Electrical control of the RKKY interaction in bilayer graphene

The Ruderman-Kittel-Kasuya-Yosida (RKKY) interaction between impurity spins is calculated for bilayer graphene in the presence of a layer symmetry-breaking external electric field. We find that for intercalated impurities (i.e., impurity atoms between the two constituent layers of the bilayer) the interaction is extraordinarily sensitive to such a field. In particular, (i) the form of the RKKY interaction may be tuned between oscillatory, ferromagnetic, and antiferromagnetic simply by varying the external field, and (ii) the strength of the RKKY interaction may be increased by an order of magnitude by application of an external field. This sensitivity arises directly from the “Mexican hat” form that the low-energy spectrum takes in an applied field. These finding suggest that heterostructures of intercalated magnetic atoms in bilayer graphene may represent a possible system for electrical control over magnetic structure.

Figure 1

Two intercalated impurities in AB-stacked bilayer graphene. Each impurity spin couples via a contact interaction to the ten surrounding carbon atoms of the bilayer (light shaded/green atoms).

Figure 2

Hexagonal Brillouin zone of bilayer graphene with the high-symmetry $K$-points labeled.

Figure 3

The total density of states of biased bilayer graphene $\rho \left(E\right)={\sum }_i{\rho }_i\left(E\right)$ (right) and a schematic illustration of the low-energy spectrum in vicinity of the $K$ point (middle).
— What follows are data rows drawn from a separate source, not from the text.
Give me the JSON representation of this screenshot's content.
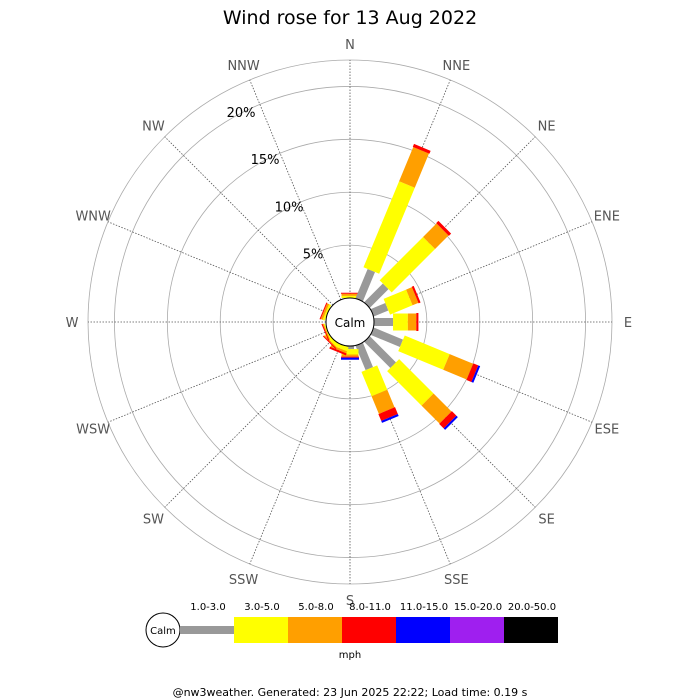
{
  "chart_data": {
    "type": "windrose",
    "title": "Wind rose for 13 Aug 2022",
    "directions": [
      "N",
      "NNE",
      "NE",
      "ENE",
      "E",
      "ESE",
      "SE",
      "SSE",
      "S",
      "SSW",
      "SW",
      "WSW",
      "W",
      "WNW",
      "NW",
      "NNW"
    ],
    "ring_labels": [
      "5%",
      "10%",
      "15%",
      "20%"
    ],
    "ring_values": [
      5,
      10,
      15,
      20
    ],
    "r_max_percent": 22.5,
    "center_label": "Calm",
    "unit": "mph",
    "bins": [
      {
        "label": "1.0-3.0",
        "color": "#999999"
      },
      {
        "label": "3.0-5.0",
        "color": "#ffff00"
      },
      {
        "label": "5.0-8.0",
        "color": "#ff9f00"
      },
      {
        "label": "8.0-11.0",
        "color": "#ff0000"
      },
      {
        "label": "11.0-15.0",
        "color": "#0000ff"
      },
      {
        "label": "15.0-20.0",
        "color": "#9f1fef"
      },
      {
        "label": "20.0-50.0",
        "color": "#000000"
      }
    ],
    "series": [
      {
        "direction": "N",
        "values": [
          0.0,
          0.2,
          0.2,
          0.1,
          0,
          0,
          0
        ]
      },
      {
        "direction": "NNE",
        "values": [
          3.0,
          8.8,
          3.5,
          0.3,
          0,
          0,
          0
        ]
      },
      {
        "direction": "NE",
        "values": [
          2.5,
          5.8,
          1.8,
          0.3,
          0,
          0,
          0
        ]
      },
      {
        "direction": "ENE",
        "values": [
          1.5,
          2.3,
          0.6,
          0.2,
          0,
          0,
          0
        ]
      },
      {
        "direction": "E",
        "values": [
          1.8,
          1.4,
          0.8,
          0.2,
          0,
          0,
          0
        ]
      },
      {
        "direction": "ESE",
        "values": [
          3.0,
          4.6,
          2.4,
          0.5,
          0.2,
          0,
          0
        ]
      },
      {
        "direction": "SE",
        "values": [
          3.5,
          4.6,
          2.4,
          0.6,
          0.2,
          0,
          0
        ]
      },
      {
        "direction": "SSE",
        "values": [
          2.5,
          2.5,
          1.8,
          0.7,
          0.2,
          0,
          0
        ]
      },
      {
        "direction": "S",
        "values": [
          0.3,
          0.5,
          0.2,
          0.1,
          0.2,
          0,
          0
        ]
      },
      {
        "direction": "SSW",
        "values": [
          0,
          0.4,
          0.2,
          0.2,
          0,
          0,
          0
        ]
      },
      {
        "direction": "SW",
        "values": [
          0,
          0.3,
          0.1,
          0.1,
          0,
          0,
          0
        ]
      },
      {
        "direction": "WSW",
        "values": [
          0,
          0.1,
          0.1,
          0.1,
          0,
          0,
          0
        ]
      },
      {
        "direction": "W",
        "values": [
          0,
          0,
          0,
          0,
          0,
          0,
          0
        ]
      },
      {
        "direction": "WNW",
        "values": [
          0,
          0.2,
          0.2,
          0.1,
          0,
          0,
          0
        ]
      },
      {
        "direction": "NW",
        "values": [
          0,
          0,
          0,
          0,
          0,
          0,
          0
        ]
      },
      {
        "direction": "NNW",
        "values": [
          0,
          0,
          0,
          0,
          0,
          0,
          0
        ]
      }
    ]
  },
  "footer": "@nw3weather. Generated: 23 Jun 2025 22:22; Load time: 0.19 s"
}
The two low-energy bands are separated by a band gap $E_g=V{t}_{\perp }/\sqrt{V^2+t_{\perp }^2}$ and the distance between the two minima (maxima) is given by $\mathrm{\Delta }k=V\sqrt{(V^2+2t_{\perp }^2)/(V^2+t_{\perp }^2)}/\left(2\hslash v_F\right)$. The DOS is defined piecewise in the energy intervals on the left. The function $u\left(E\right)$ must be inserted in its $\eta \to 0$ limit as defined in Eq. (17).

Figure 4

Overview of the RKKY interaction for a fixed Fermi energy of 100 meV. The left panel presents a density plot of the spin coupling type—ferromagnetic or antiferromagnetic—as a function of impurity separation and interlayer bias. The low-energy band structure for three representative values of this interlayer bias (0.1, 0.2, and 0.3 eV) is displayed in the associated panels indicated by arrows; the dashed lines on the density plots correspond to these bias values. The right panel shows the magnitude of the RKKY interaction plotted over the same variables, with the interaction clearly massively enhanced for values of the interlayer bias that place the Fermi energy in the Mexican hat region. The connection vector between the impurities is assumed to be in the armchair direction, and thus the intervalley scattering factors $f$ [see Eqs. (23, 24, 25)] are all unity. The temperature is set to 10 K.

Figure 5

The RKKY interaction for a fixed Fermi energy of 100 meV and a selection of bias potentials representative of the behavior seen in Fig. 4. The form of the RKKY interaction evolves from oscillatory at low bias, through a massively enhanced antiferromagnetic coupling, to a ferromagnetic form. The RKKY interaction is evaluated at 10 K and the connection vector of the impurities $\mathbf{R}$ is taken to be in the armchair direction, and thus the intervalley scattering factors [Eqs. (23, 24, 25)] are all unity.

Figure 6

Effect of finite temperature on the RKKY interaction. The Fermi energy is pinned to a value of 100 meV and the interlayer bias is fixed at 0.26 eV. While the RKKY interaction changes form from antiferromagnetic to ferromagnetic, it does not significantly reduce in magnitude. The connection vector of the impurities $\mathbf{R}$ is taken to be in the armchair direction and thus the intervalley scattering factors [Eqs. (23, 24, 25)] are all unity.

Figure 7

RKKY interaction at fixed particle density. The particle density at $E_F=100$ meV and zero bias is maintained for all finite values of the interlayer bias. The inset displays the large $R$ behavior. The connection vector of the impurities $\mathbf{R}$ is taken to be in the armchair direction and thus the intervalley scattering factors [Eqs. (23, 24, 25)] are all unity.

Figure 8

The RKKY interaction at the Dirac point for a range of bias potentials, $T=10$ K. The connection vector of the impurities $\mathbf{R}$ is taken to be in the armchair direction, and thus the intervalley scattering factors [Eqs. (23, 24, 25)] are all unity.